Lieder avec orchestre
Les clés de l'œuvre
Date et lieu
Nés à Vienne entre 1815 et 1828 ; orphelins dès 1828, adoptés par d’illustres pères (Berlioz, Brahms, Liszt, Strauss, Britten…).
Époque
Romantique
Taille
Entre 2 et 5 minutes chacun
Dimensions
Variables selon les pères d’adoption, du petit orchestre à cordes au grand orchestre symphonique.
Signe distinctif
Représentent la synthèse de l’art du lied schubertien et des talents d’orchestrateur de ses successeurs.
Ce que nous aimons
La grande diversité des couleurs musicales et poétiques.
Nous vous conseillons
Tout le reste de la famille des lieder de Schubert : 600 frères et sœurs tout de même… dans leur version originale pour voix et piano, ou orchestrés.
Il y aura toujours deux catégories d’auteurs : ceux qui savent qu’ils se grandissent en exprimant leur gratitude, et ceux qui ne pardonnent pas le bien qu’on leur a fait.

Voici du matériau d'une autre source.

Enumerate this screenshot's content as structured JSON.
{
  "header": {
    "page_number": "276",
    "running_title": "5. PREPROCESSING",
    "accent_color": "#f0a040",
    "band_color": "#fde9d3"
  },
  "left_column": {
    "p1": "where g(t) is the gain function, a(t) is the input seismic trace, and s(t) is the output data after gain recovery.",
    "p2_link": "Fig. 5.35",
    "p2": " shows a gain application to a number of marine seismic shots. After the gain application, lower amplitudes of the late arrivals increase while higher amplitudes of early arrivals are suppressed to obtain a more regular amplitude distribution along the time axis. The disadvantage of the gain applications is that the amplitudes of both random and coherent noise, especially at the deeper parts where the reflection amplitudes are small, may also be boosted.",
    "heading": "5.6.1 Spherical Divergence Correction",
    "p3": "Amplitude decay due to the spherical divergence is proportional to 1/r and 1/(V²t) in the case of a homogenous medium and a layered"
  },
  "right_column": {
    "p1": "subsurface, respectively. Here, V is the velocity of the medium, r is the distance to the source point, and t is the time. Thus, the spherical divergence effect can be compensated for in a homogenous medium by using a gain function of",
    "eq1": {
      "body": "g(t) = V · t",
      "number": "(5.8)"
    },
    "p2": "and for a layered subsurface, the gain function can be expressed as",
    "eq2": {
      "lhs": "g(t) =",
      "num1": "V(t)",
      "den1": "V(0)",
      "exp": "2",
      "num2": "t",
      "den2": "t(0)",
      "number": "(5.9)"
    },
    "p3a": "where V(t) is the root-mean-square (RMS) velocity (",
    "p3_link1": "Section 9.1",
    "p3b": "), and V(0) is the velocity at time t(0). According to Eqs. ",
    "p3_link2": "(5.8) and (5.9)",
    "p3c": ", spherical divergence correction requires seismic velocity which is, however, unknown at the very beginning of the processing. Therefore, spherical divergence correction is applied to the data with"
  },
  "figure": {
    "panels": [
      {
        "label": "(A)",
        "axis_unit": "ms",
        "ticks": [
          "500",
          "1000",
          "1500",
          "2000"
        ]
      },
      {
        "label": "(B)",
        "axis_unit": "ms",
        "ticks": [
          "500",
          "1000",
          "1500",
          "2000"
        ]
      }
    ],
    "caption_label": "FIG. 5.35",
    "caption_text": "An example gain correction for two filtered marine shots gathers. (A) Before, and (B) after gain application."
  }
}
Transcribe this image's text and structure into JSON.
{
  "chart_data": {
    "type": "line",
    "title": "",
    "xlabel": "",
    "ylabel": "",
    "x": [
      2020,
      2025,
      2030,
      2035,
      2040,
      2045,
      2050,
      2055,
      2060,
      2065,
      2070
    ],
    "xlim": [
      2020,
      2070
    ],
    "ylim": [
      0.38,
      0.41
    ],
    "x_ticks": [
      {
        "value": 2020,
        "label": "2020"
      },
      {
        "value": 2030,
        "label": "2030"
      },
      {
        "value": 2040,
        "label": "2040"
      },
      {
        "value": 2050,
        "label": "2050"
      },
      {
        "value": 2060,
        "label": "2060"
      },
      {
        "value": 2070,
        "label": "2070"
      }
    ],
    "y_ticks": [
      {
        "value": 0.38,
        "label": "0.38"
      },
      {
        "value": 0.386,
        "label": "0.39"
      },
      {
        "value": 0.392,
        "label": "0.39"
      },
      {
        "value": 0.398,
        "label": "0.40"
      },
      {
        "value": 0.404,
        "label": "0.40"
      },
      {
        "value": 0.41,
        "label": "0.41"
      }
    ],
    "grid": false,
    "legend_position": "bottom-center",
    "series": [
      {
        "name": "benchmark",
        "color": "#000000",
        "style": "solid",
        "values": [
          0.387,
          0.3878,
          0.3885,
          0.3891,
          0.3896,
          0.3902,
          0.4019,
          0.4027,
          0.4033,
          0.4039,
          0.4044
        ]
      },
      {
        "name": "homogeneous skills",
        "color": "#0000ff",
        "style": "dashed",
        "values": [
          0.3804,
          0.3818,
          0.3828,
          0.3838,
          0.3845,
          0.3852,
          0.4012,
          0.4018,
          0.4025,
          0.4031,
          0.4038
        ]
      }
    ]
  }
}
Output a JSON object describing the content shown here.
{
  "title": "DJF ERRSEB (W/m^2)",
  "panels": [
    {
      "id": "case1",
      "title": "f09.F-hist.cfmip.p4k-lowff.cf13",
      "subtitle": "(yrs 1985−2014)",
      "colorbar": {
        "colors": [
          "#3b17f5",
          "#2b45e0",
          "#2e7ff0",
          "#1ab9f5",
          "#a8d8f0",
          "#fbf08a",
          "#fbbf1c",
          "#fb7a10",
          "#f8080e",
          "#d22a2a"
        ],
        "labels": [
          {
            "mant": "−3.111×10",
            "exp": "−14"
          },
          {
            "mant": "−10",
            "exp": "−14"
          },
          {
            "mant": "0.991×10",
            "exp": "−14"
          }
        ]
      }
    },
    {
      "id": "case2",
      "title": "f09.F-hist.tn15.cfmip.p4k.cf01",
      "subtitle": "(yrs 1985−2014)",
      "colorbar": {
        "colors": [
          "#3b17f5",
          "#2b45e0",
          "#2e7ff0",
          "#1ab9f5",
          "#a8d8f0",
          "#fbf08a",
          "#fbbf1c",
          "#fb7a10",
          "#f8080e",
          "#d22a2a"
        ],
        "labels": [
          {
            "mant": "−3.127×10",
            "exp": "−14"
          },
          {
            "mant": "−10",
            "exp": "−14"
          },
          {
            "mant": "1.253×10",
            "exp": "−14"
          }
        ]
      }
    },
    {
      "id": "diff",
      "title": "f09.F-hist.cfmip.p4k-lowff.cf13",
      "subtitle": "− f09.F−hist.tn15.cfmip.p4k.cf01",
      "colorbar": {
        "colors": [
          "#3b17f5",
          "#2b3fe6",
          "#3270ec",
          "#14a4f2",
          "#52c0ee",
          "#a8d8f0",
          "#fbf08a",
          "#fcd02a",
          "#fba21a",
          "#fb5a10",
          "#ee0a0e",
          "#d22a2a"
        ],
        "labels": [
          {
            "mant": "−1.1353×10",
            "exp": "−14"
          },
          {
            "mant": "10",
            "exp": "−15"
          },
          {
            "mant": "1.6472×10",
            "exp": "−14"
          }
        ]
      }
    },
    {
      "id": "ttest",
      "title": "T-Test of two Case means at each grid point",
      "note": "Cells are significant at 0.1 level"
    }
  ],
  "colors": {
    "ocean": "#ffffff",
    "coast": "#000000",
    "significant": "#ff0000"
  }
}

Ce pourrait presque être un paradoxe. Alors que le lied, tel que « défini » par Schubert en 1814 dans son Gretchen am Spinnrade [Marguerite au rouet] marquant la naissance du genre, appelle l’intimité, la suavité d’une relation de confidence et de confiance entre un chanteur et son pianiste, voilà que ce lied se retrouve propulsé sur scène par l’intermédiaire d’un orchestre.
Tout ce que l’on a pu nous apprendre sur cette musique de l’intime réservée au cadre du salon, qui a fait florès lors des schubertiades, se trouve tout à coup remis en cause par cette transformation.
Cette transformation n’est pas anodine. D’un point de vue technique, elle pourrait faire penser aux traductions dans une langue étrangère : comme le traducteur, le transcripteur doit procéder à des choix, à des compromis, tout en se coulant dans la peau d’un autre pour extraire l’essence de son œuvre.
On en vient à se demander : Pourquoi transcrire ? Pourquoi remettre en cause la suprématie que Schubert, malgré ses talents de symphoniste, a accordé au piano pour ses quelques 600 lieder ? Si la réponse classique est que la transcription permet de favoriser la circulation des œuvres, on voit tout de suite ici la limite de cette justification.
Night and Sleep
Simeon Solomon - Birmingham Museums Trust
En quoi est-il plus facile de faire circuler une partition qui ne demande, telle quelle, qu’un chanteur et un pianiste ? C’est sans doute Jacques Drillon qui, avec l’exemple de Liszt, fournit la clé la plus juste, à savoir « le désir, et l’appropriation. C’est-à-dire : l’amour et la possession. Liszt […] ne peut voir de la beauté sans l’aimer, sans la désirer. Qu’il s’agisse d’un poème, qu’il met en musique, d’un paysage, d’un livre, d’une toile, d’une sculpture, il les prend, au deux sens du mot, et les rend au monde, fécondés ».
Deuxième naissance, donc, qui, selon les cas, révèle le potentiel dramatique déjà contenu dans les lieder de Schubert (Erlkönig, par exemple, où la chevauchée prend des couleurs encore plus tragiques par l’intervention des cordes), ou, à l’inverse, élargit les couleurs de la palette sonore. On comprend que Liszt, Berlioz, Reger, Weber ou Britten se soient livrés à cette activité.
Dans les deux cas, il s’agit d’un hommage de musicien à musicien, qui fait penser à ces exercices d’admiration par lesquels les Grecs payaient en littérature leurs dettes aux générations précédentes en faisant leur éloge.
Comme le dit l’écrivain Pierre Assouline : « Il y aura toujours deux catégories d’auteurs : ceux qui savent qu’ils se grandissent en exprimant leur gratitude, et ceux qui ne pardonnent pas le bien qu’on leur a fait ». À l’évidence, les transcripteurs font partie de la première catégorie. Un joli merci.